A flurry of comments have been filed recently with regulators about the proposed $45.2B merger of TW Cable and Comcast, meeting the FCC’s Monday deadline. Unsurprisingly, nobody likes it very much outside of the two companies.
The latest came from DISH, which has chimed in calling it ‘unprecedented consolidation’ that would cause ‘substantial harms’ to other residential video providers. Of course, it’s rather hard to recall any mergers of this sort that DISH hasn’t opposed lately. The satellite TV company has had its own ambitions to get bigger thwarted by deeper pockets several times now, and naturally isn’t happy with the prospect of its competition getting more competitive.

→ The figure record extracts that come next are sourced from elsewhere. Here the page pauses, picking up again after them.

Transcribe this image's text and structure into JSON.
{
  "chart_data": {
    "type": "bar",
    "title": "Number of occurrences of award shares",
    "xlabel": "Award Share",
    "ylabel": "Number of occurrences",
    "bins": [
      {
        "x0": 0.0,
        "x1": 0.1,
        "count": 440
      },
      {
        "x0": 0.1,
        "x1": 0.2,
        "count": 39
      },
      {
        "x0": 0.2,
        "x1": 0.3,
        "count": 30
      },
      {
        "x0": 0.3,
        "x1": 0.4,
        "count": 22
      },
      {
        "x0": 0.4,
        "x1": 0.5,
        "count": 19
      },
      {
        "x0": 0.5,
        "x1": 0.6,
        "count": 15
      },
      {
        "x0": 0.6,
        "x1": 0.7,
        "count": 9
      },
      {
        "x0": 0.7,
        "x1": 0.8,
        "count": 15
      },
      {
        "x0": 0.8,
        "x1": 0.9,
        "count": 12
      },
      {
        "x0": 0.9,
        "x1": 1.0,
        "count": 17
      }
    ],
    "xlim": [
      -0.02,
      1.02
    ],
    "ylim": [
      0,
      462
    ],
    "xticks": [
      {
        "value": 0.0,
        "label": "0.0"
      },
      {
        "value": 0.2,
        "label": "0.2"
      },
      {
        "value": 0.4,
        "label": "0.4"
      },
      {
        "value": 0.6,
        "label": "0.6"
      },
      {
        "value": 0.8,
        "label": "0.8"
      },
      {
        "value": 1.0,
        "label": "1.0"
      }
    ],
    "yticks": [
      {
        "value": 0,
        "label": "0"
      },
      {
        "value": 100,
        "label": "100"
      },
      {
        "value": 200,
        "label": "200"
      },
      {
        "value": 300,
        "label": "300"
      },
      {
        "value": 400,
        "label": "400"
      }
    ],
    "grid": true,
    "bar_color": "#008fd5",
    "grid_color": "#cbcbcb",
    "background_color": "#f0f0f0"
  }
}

The FCC has asked Comcast for more information, demanding more data on all sorts of business practices. Lord knows they wouldn’t have gotten it by navigating the company’s voicemail and customer support systems. Those have gotten some bad press lately, and as one who has had more than one of those heavily-scripted, lightly empowered reps on the phone in recent weeks, I think you can expect more of it.
That being said, it still isn’t clear that there are actually regulatory grounds for stopping the combination. I suspect the FCC will do its best to draw a little token blood in the form of some visible but minor concessions, then give in once the elections are over and the holiday season distracts some of the attention.
For its part, Comcast is now expecting to complete the deal by early next year. That’s a few months longer than initially forecast, but it is unsurprising given the range of opposing voices and the FCC’s close scrutiny.